Rien n’est plus dangereux, en matière de science, que les assimilations : elles sont presque toujours fondées sur des aperçus vagues et conduisent à des opinions erronées, dont les vraies lumières de la théorie triomphent ensuite difficilement. Ne sortons pas du sujet. Pour le commun des hommes, l’objectif de la lunette est comme la fenêtre d’un appartement ; plus il aura de largeur, et plus on verra d’objets à la fois ou d’un même coup d’œil, en un mot, pour me servir d’une expression consacrée, plus la lunette aura de champ.

Cette conséquence, toute logique qu’elle paraît au premier aspect, est une grande erreur, comme il est facile de le démontrer.
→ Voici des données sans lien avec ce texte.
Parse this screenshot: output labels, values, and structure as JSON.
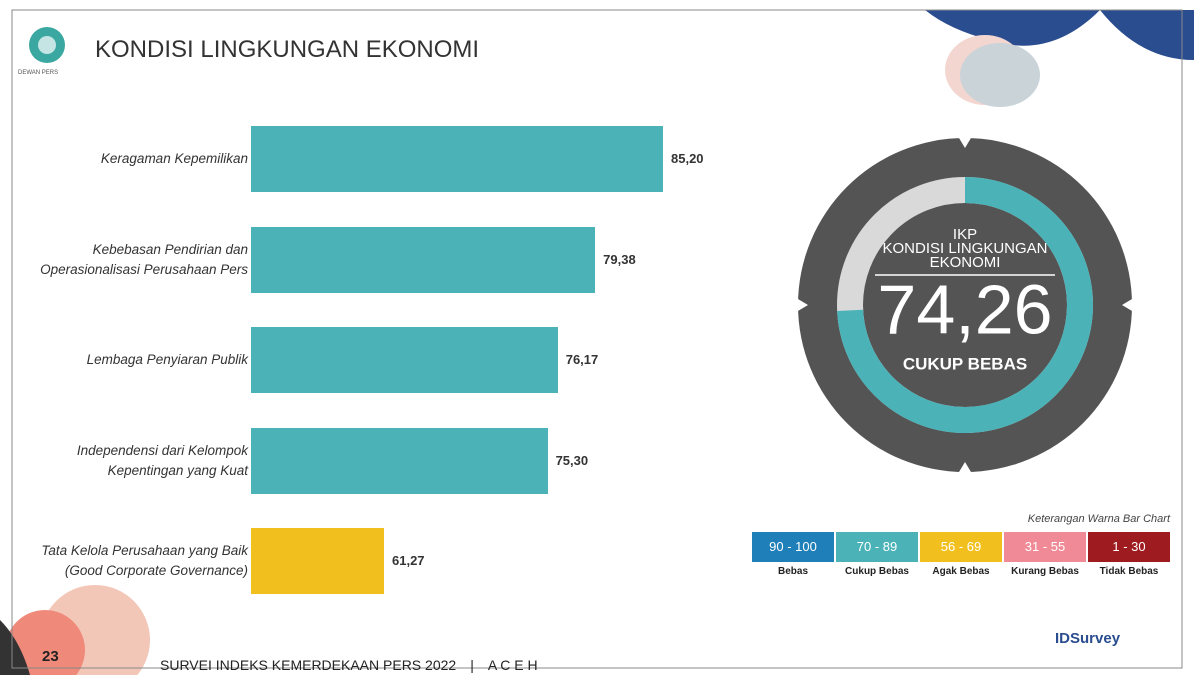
{
  "header": {
    "title": "KONDISI LINGKUNGAN EKONOMI",
    "logo_text": "DEWAN PERS"
  },
  "chart_data": [
    {
      "type": "bar",
      "categories": [
        "Keragaman Kepemilikan",
        "Kebebasan Pendirian dan Operasionalisasi Perusahaan Pers",
        "Lembaga Penyiaran Publik",
        "Independensi dari Kelompok Kepentingan yang Kuat",
        "Tata Kelola Perusahaan yang Baik (Good Corporate Governance)"
      ],
      "values": [
        85.2,
        79.38,
        76.17,
        75.3,
        61.27
      ],
      "value_labels": [
        "85,20",
        "79,38",
        "76,17",
        "75,30",
        "61,27"
      ],
      "colors": [
        "#4bb3b8",
        "#4bb3b8",
        "#4bb3b8",
        "#4bb3b8",
        "#f2c01e"
      ]
    },
    {
      "type": "gauge",
      "title": [
        "IKP",
        "KONDISI LINGKUNGAN",
        "EKONOMI"
      ],
      "value": 74.26,
      "value_label": "74,26",
      "status": "CUKUP BEBAS",
      "lim": [
        0,
        100
      ],
      "color": "#4bb3b8",
      "track_color": "#d9d9d9"
    }
  ],
  "legend": {
    "title": "Keterangan Warna Bar Chart",
    "items": [
      {
        "range": "90 - 100",
        "label": "Bebas",
        "color": "#1f7fb8"
      },
      {
        "range": "70 - 89",
        "label": "Cukup Bebas",
        "color": "#4bb3b8"
      },
      {
        "range": "56 - 69",
        "label": "Agak Bebas",
        "color": "#f2c01e"
      },
      {
        "range": "31 - 55",
        "label": "Kurang Bebas",
        "color": "#ef8a96"
      },
      {
        "range": "1 - 30",
        "label": "Tidak Bebas",
        "color": "#9e1b1f"
      }
    ]
  },
  "footer": {
    "page": "23",
    "text": "SURVEI INDEKS KEMERDEKAAN PERS 2022",
    "separator": "|",
    "region": "A C E H",
    "brand": "IDSurvey"
  }
}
Fig. 77. — Champ d’une lunette.

Soient AB l’objectif et CD l’oculaire d’une lunette (fig. 77). Menons par les bords extrêmes C et D de cet oculaire, et par le centre optique O de l’objectif, les lignes COM et DOL. L’objet ML sera représenté en M′L′. On voit que les points plus éloignés de la ligne centrale Pp que les points L et M, se peindront sur l’image, au dessous du point L′ et au-dessus du point M′ ; par conséquent, les rayons partant de tous les points, au-dessus de L, et au-dessous de M, n’iront pas après leur croisement, surtout quand le grossissement est un peu fort, tomber sur la lentille oculaire, dont aucune partie n’est en face de ces points, et dès lors ils ne seront pas aperçus.

Le double de l’angle formé par l’axe Pp et la ligne OL représente l’étendue angulaire des objets qu’on peut voir dans la lunette, lorsqu’on ne la déplace pas.

Le double de l’angle POL est ce qu’on appelle l’étendue du champ. Cette étendue varie donc avec les dimensions de la lentille oculaire ; et, lorsque cette lentille est enchâssée dans un anneau de cuivre, qu’on nomme sa sertissure, le champ dépend de l’étendue que la sertissure laisse à découvert, et presque pas de la largeur de l’objectif. Une conséquence immédiate de cette théorie, c’est que le champ d’une lunette diminue avec le grossissement ; car, à mesure que le grossissement augmente, les dimensions transversales de la lentille oculaire doivent diminuer.